The making of the record reflected Ferreter’s lifestyle as he was creating it. When he traveled and met new musicians, many of them joined the making of the album, snowballing into a larger and larger vision. When he played a show in Davis, he hit it off with Nathalie Mvondo, who had an hourglass-shaped drum from her family’s African village. “There was such a collective sense of purpose between the two of us that I had her play the talking drum [on the album],” he says.
Luck became like a 23rd member of the band. He hoped to collaborate with Suzanne Ciani, his father’s cousin, who is one of the first musicians to ever use a synthesizer. He emailed her, got no response and gave up. But when Ferreter went to visit his friend in Bolinas, where Ciani lives, they happened to go to an art gallery opening and he realized that every black-and-white photograph was from the collection of Suzanne Ciani. Sure enough, she was sitting right there.
Later on, in a sort of interview, Ciani asked him why he played music.

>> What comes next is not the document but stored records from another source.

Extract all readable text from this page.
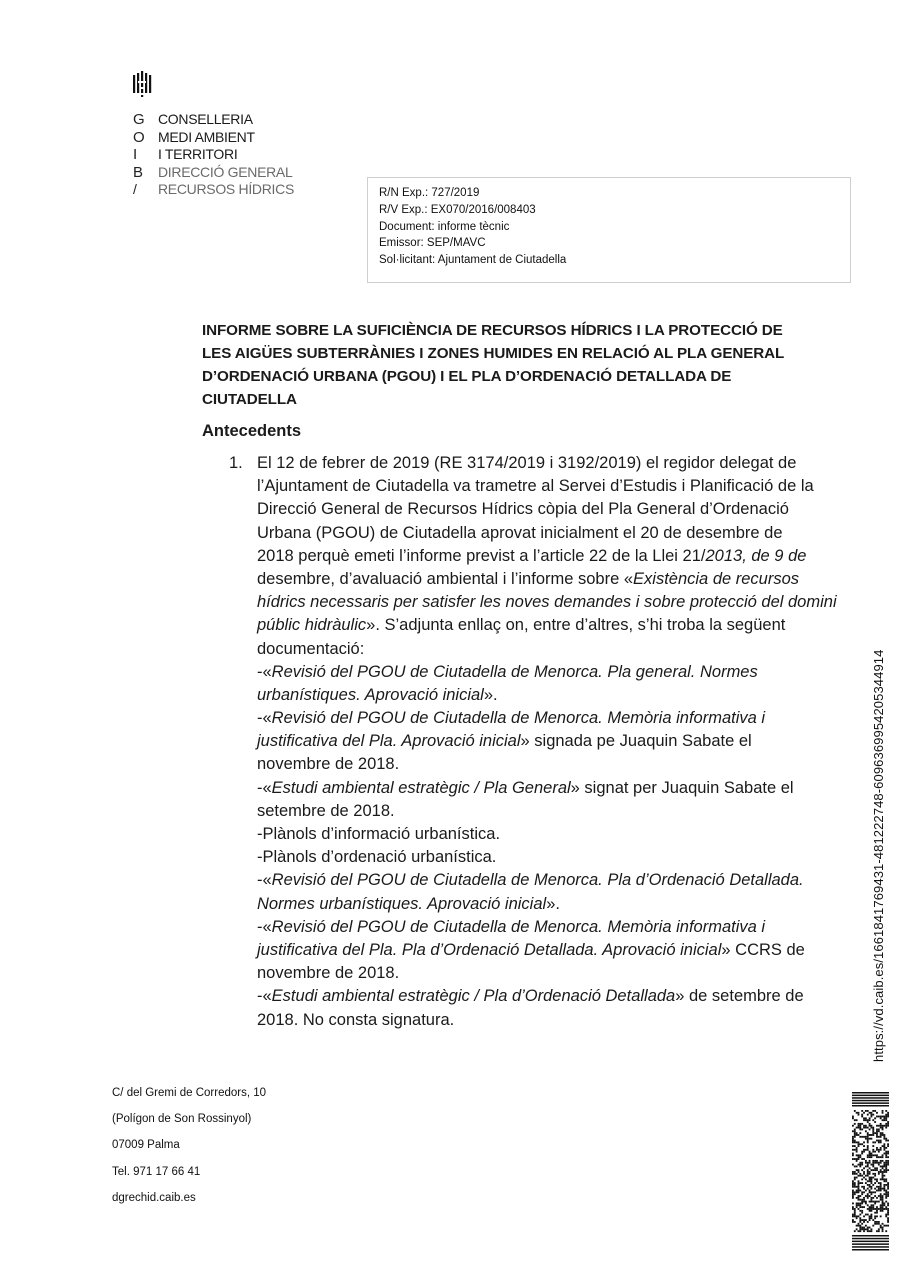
G CONSELLERIA
O MEDI AMBIENT
I	I TERRITORI
B DIRECCIÓ GENERAL
/	RECURSOS HÍDRICS	R/N Exp.: 727/2019
R/V Exp.: EX070/2016/008403
Document: informe tècnic
Emissor: SEP/MAVC
Sol·licitant: Ajuntament de Ciutadella
INFORME SOBRE LA SUFICIÈNCIA DE RECURSOS HÍDRICS I LA PROTECCIÓ DE
LES AIGÜES SUBTERRÀNIES I ZONES HUMIDES EN RELACIÓ AL PLA GENERAL
D’ORDENACIÓ URBANA (PGOU) I EL PLA D’ORDENACIÓ DETALLADA DE
CIUTADELLA
Antecedents
1. El 12 de febrer de 2019 (RE 3174/2019 i 3192/2019) el regidor delegat de
l’Ajuntament de Ciutadella va trametre al Servei d’Estudis i Planificació de la
Direcció General de Recursos Hídrics còpia del Pla General d’Ordenació
Urbana (PGOU) de Ciutadella aprovat inicialment el 20 de desembre de
2018 perquè emeti l’informe previst a l’article 22 de la Llei 21/2013, de 9 de
desembre, d’avaluació ambiental i l’informe sobre «Existència de recursos
hídrics necessaris per satisfer les noves demandes i sobre protecció del domini
públic hidràulic». S’adjunta enllaç on, entre d’altres, s’hi troba la següent
documentació:
-«Revisió del PGOU de Ciutadella de Menorca. Pla general. Normes
urbanístiques. Aprovació inicial».
-«Revisió del PGOU de Ciutadella de Menorca. Memòria informativa i
justificativa del Pla. Aprovació inicial» signada pe Juaquin Sabate el
novembre de 2018.
-«Estudi ambiental estratègic / Pla General» signat per Juaquin Sabate el
setembre de 2018.
-Plànols d’informació urbanística.
-Plànols d’ordenació urbanística.
-«Revisió del PGOU de Ciutadella de Menorca. Pla d’Ordenació Detallada.
Normes urbanístiques. Aprovació inicial».
-«Revisió del PGOU de Ciutadella de Menorca. Memòria informativa i
justificativa del Pla. Pla d’Ordenació Detallada. Aprovació inicial» CCRS de
novembre de 2018.
-«Estudi ambiental estratègic / Pla d’Ordenació Detallada» de setembre de
2018. No consta signatura.
C/ del Gremi de Corredors, 10
(Polígon de Son Rossinyol)
07009 Palma
Tel. 971 17 66 41
dgrechid.caib.es
https://vd.caib.es/1661841769431-481222748-6096369954205344914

Ferreter felt like the reasonable answer would have been that it was a hobby, and he planned to make his living by other means. But he didn’t have a reasonable response.
“The honest answer I gave was that I felt like I needed to do this [full-time], and it’s about figuring out the specifics of how,” he remembers. “And something shifted in the way we related to each other.”
She signed on once she realized how serious he was about his music career.
Before, Ferreter was the frontman of the now-retired Sacramento band Cove. As Deep Pools, Ferreter found his strength as the art director of an album, tapping the right people at the right time.
“What was really sweet is, I now see, I allowed people to do what they do best,” he says. “I brought them in to do their thing.”
The album pulses with humanity, and Ferreter carries it with him on stage.
“At my best shows, I put myself before the crowd and sacrifice myself, show my biggest struggles and shadows—the part of me I want to hide—and put that in a musical context, where it all comes out looking inviting,” he says. “For me, music is a collective awakening.”
On the eve of Donald Trump’s presidency, Ferreter feels a renewed sense of purpose toward that awakening.
“My intention is to make a space for people to live inside their faults, live inside them and realize how beautiful they are as people in spite of those things,” he says. “I want to use my voice to make it compelling to be vulnerable, in the way people need to be, to change their behavior and tap into their deeper humanity.”
Now that he’s completed his heavy opus, Ferreter hopes to form a new band and compose songs on a timeline faster than, say, four years. He finally feels emotionally in sync with the seasons. After the election, he’s solidly in autumn—a feeling of “stark spaciousness” in anticipation of the worst of winter.
“My grief right now doesn’t feel like it’s about my father,” he says. “That’s where I can take my own advice and get back to work finding out what’s beautiful about it.”